Enfoncée dans la crise, l'Espagne aux prises avec la pauvreté de ses enfants

Même avant la crise, Patricia Martin avait du mal à faire vivre sa famille de trois enfants sur le salaire modeste de son mari, balayeur. Lorsque la tempête économique a frappé l'Espagne, le foyer a glissé vers le dénuement.

Temps de travail réduit, salaire de 900 euros divisé par deux: la vie est dure dans leur petit appartement de Vallecas, un quartier populaire du sud de Madrid.

Le couple est menacé d'expulsion, avec plus d'un an de loyers impayés. Ils dépendent de banques alimentaires pour nourrir leurs enfants, qui doivent faire cinq kilomètres à pied pour aller à l'école. Il n'y a plus d'argent pour le bus.

"Si je n'ai rien à leur donner pour qu'ils emportent un goûter, je fais comme si j'avais oublié de le préparer", confie cette femme de 30 ans, tandis que son fils, âgé de sept ans, et ses deux filles, de huit et dix ans, jouent dans un parc près de la maison.

"Ils ne disent rien mais c'est très dur", ajoute-t-elle, des larmes plein les yeux. "Je m'efforce de leur rendre la situation moins pénible".

Six ans après l'explosion de la bulle immobilière qui a détruit des millions d'emplois et lancé le début de la crise dans le pays, l'Espagne fait face à une forte hausse de la pauvreté infantile.

Un demi million d'enfants ont rejoint depuis 2007 la catégorie des petits risquant de tomber dans la pauvreté, portant le total à 2,5 millions, selon une étude de l'ONG espagnole Educo, spécialiste de l'enfance.

Et la cruauté du phénomène se voit dans les cours de récréation. "Ils viennent à l'école mal habillés et sans avoir bien mangé", témoigne Modesto Diez, curé et directeur de l'école catholique semi-publique San Pedro y San Felices, située à Burgos, dans le nord de l'Espagne.

"Ils n'ont pas d'électricité ni d'eau à la maison, ils vivent dans des logements défectueux, leurs premiers besoins ne sont pas remplis", énumère-t-il. De plus en plus d'enfants viennent en classe sans s'être douchés le matin, l'eau ayant été coupée chez eux après des mois de factures impayées.

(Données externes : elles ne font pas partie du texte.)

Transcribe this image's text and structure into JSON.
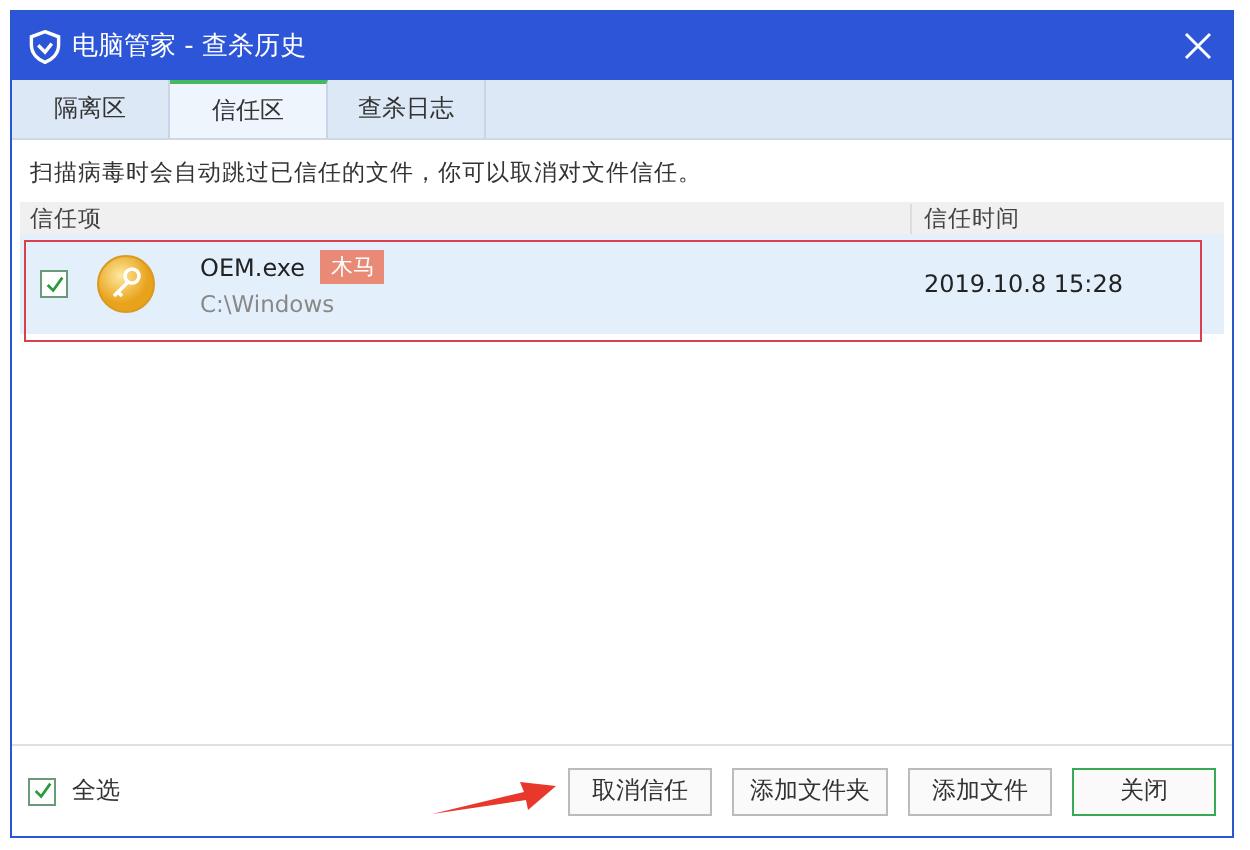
{
  "window": {
    "title": "电脑管家 - 查杀历史"
  },
  "tabs": [
    {
      "label": "隔离区",
      "selected": false
    },
    {
      "label": "信任区",
      "selected": true
    },
    {
      "label": "查杀日志",
      "selected": false
    }
  ],
  "notice": "扫描病毒时会自动跳过已信任的文件，你可以取消对文件信任。",
  "table": {
    "columns": [
      "信任项",
      "信任时间"
    ],
    "rows": [
      {
        "checked": true,
        "selected": true,
        "name": "OEM.exe",
        "tag": "木马",
        "path": "C:\\Windows",
        "time": "2019.10.8 15:28"
      }
    ]
  },
  "select_all": {
    "label": "全选",
    "checked": true
  },
  "buttons": [
    {
      "label": "取消信任",
      "kind": "normal"
    },
    {
      "label": "添加文件夹",
      "kind": "normal"
    },
    {
      "label": "添加文件",
      "kind": "normal"
    },
    {
      "label": "关闭",
      "kind": "primary"
    }
  ]
}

- La cantine se vide par manque d'argent -

Pour beaucoup de parents, il est devenu impossible de payer les livres scolaires, sans parler des 102 euros mensuels pour la cantine scolaire. Plus de 100 enfants y déjeunaient l'année dernière. Il ne sont plus que 25, dont 10 aidés par Educo.

Beaucoup d'enfants rentrent désormais chez eux à midi "et mangent ce qu'ils trouvent", explique Modesto Diez. Autour de lui, plus de la moitié des tables du réfectoire sont vides à l'heure du déjeuner.

Le taux de chômage de l'Espagne, proche de 26%, allié à une baisse des salaires et une politique d'austérité drastiques, ont eu un impact brutal sur le niveau de vie des élèves, selon le directeur.

"C'est comme dans les années 1950 et 1960, lorsque les familles devaient s'en sortir avec leur peu de revenus, elles faisaient de longues journées pour un faible salaire".

"Nous parlons de gens humbles, de familles de classe moyenne où les deux parents travaillaient parce que la construction créait beaucoup d'emplois. Ils avaient deux salaires de 1.000, 1.200 euros. Cela a, pour beaucoup, été réduit à aucun salaire du tout", ajoute Modesto Diez.

D'abord concentré sur des programmes déployés à l'étranger dans des pays comme le Salvador et l'Inde, Educo a lancé son programme d'aide pour la cantine scolaire en Espagne en septembre, après avoir constaté que de plus en plus d'enfants ne s'alimentaient que de riz, de pommes de terre et de pain.

"Ce sont "les nouveaux pauvres". Des gens qui jusqu'à maintenant n'avaient pas besoin d'aide mais qui en dépendent désormais. C'est très angoissant", explique la directrice des programmes sociaux d'Educo, Pepa Domingo.

Conséquence de cette dégradation, les ONG relèvent également une augmentation du nombre d'enfants maltraités. Comme la Fondation d'aide à l'enfance ANAR qui s'inquiète de la hausse du nombre d'appels reçus sur sa ligne d'assistance téléphonique en 2013, venant d'enfants souffrant de mauvais traitements physiques ou psychologiques.

"Cette augmentation est due en partie à la crise", explique l'un de ses responsables, Benjamin Ballesteros. "Au chômage, et plus généralement aux difficultés économiques que traversent les familles, qui accentuent les tensions et l'agressivité dans les foyers."